GLEEFULLY UNHINGED APPROACH MAKES IT THE ENTHUSIAST’S CHOICE
Some men, Harry Palmer said to Patrick Bateman in that film about a man who liked to dress as a flying rat, just want to watch the world burn.
And the same applies to some cars. Like the Ford Focus ST.
If you had to anthropomorphise the Ford Focus ST, it would be a twitchy-looking, skinny dude who can never hold eye-contact and will probably one day be arrested for being on the top of the harbour bridge in a dress with a flare gun and a goat wearing a cape.
Power is still insane.
That is to say; the Ford Focus ST is more than a little bit mental.
And while some companies may have taken advantage of a mid-life facelift to send the Focus off for a bit of calming electro-shock therapy and, just maybe, an automatic transmission, Ford has resisted this and instead handed it a few more flares and a bucket for the goat to chew on.
That’s right; the recent facelift of the Focus ST has done nothing to change its feral, deranged nature. It is still pumping a frankly silly 184kW and 360Nm (on overboost) through the front wheels. It is still only available with a six-speed manual transmission. It still has a turning circle that would embarrass an aircraft carrier. And it is still utterly brilliant fun to drive.
What Ford has done is give the ST a refreshed look inside and out, tweaked the handling and added a bunch of new tech. Larger, lower intakes, a slimmer trapezoidal grille and more aggressively angular headlights now dominate the front of the ST, giving it a lower, wider look than its predecessor.
Interior changes include the dash, infotainment system, touch screen and voice commands.
Inside, the ST debuts the new Focus family dashboard, gaining with it Ford’s brilliant new Sync2 infotainment system that features an 8-inch touch screen, voice commands and satellite navigation. The new dash is a less angular affair, with a calmer approach to life that is utterly belied by the insanity of the power delivery. Fewer buttons, more touchscreen is the order of the day, and while it certainly is more sensibly laid out and modern, it does lack the lairy Bolshevism of both the old dash and the current car’s exterior.
Still, the brilliantly excessive triple gauge pod still dominates and the fantastically grippy and comfortable Recaro sports seats are also present and correct, although the latter are still set too annoyingly high for anyone not technically a midget. Underneath all this the greasy bits have also had a tweak, with retuned front dampers, new front springs and stiffer bushes all round. The electric power steering has been recalibrated and the stability control system has also been reprogrammed to lift stability.

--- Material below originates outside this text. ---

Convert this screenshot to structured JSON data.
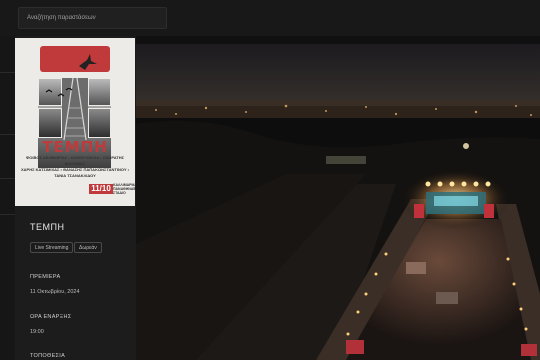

While our cousins across the Ditch get the ST’s new “Technology pack” as a $2000 option, our cars come with it as standard in the price of $52,840 adding, as it does, autonomous braking (now up to speeds of 50km/h), blind spot detection, rear cross traffic alert, lane keeping assist, lane departure warning, a driver impairment monitor and auto high-beam headlights to the ST’s arsenal of tech goodies.
What hasn’t changed, however, is the good stuff lurking under the bonnet. The 2-litre turbocharged four-cylinder petrol engine still packs a prodigious 184kW of power and 345Nm of torque — 360Nm with overboost — and punching it all through the front wheels via a six-speed manual transmission.
While a little software-tweaked bump in power might have been a nice touch, it is still pretty much a case of “if it ain’t broke, don’t fix it” with the ST’s powertrain.
While that is very true in a mechanical sense, in a deeply philosophical and psychological sense the Focus ST is very, very broken indeed, and it is still as angry, feral and utterly mental on the road as it has ever been.
Floor the throttle and it lurches violently off the line, stability control using all the computing power of its big electronic brain to desperately try to deliver all that power in a reasonable and considered fashion. It utterly fails, of course, and the ST scrabbles for grip, the power fighting the electronics and common sense with a ferocity that only the truly deranged possess.
Something similar happens when you give it a nudge at speed — coming out of a corner or overtaking. The clever electronics try to rein in the torque steer that tries to wrestle the steering wheel from your grip but largely fails at it. The ST angrily slews its nose wide for a second or two before the tyres regain control of the insanity being channelled through them and the considerable forward progress continues.
Given that the ST has the turning circle of the Death Star, it comes as no surprise that turn-in is still wonderfully sharp, eager and precise.
Chucking the ST around a winding back road is still a brilliantly tactile mix of sharp responses, prodigious grip and excessive power all overlapping and battling wildly with each other. And it is incredibly fun.
While the likes of the Volkswagen Golf GTi and Subaru WRX are as ferociously fast, equally excellent handlers and come with silly little luxuries like automatic transmissions, the Focus ST’s gleefully unhinged approach to things still makes it the obvious enthusiast’s choice.
Some men may just want to watch the world burn, but some cars just want to set it on fire with only their front wheels. And we are eternally thankful for that.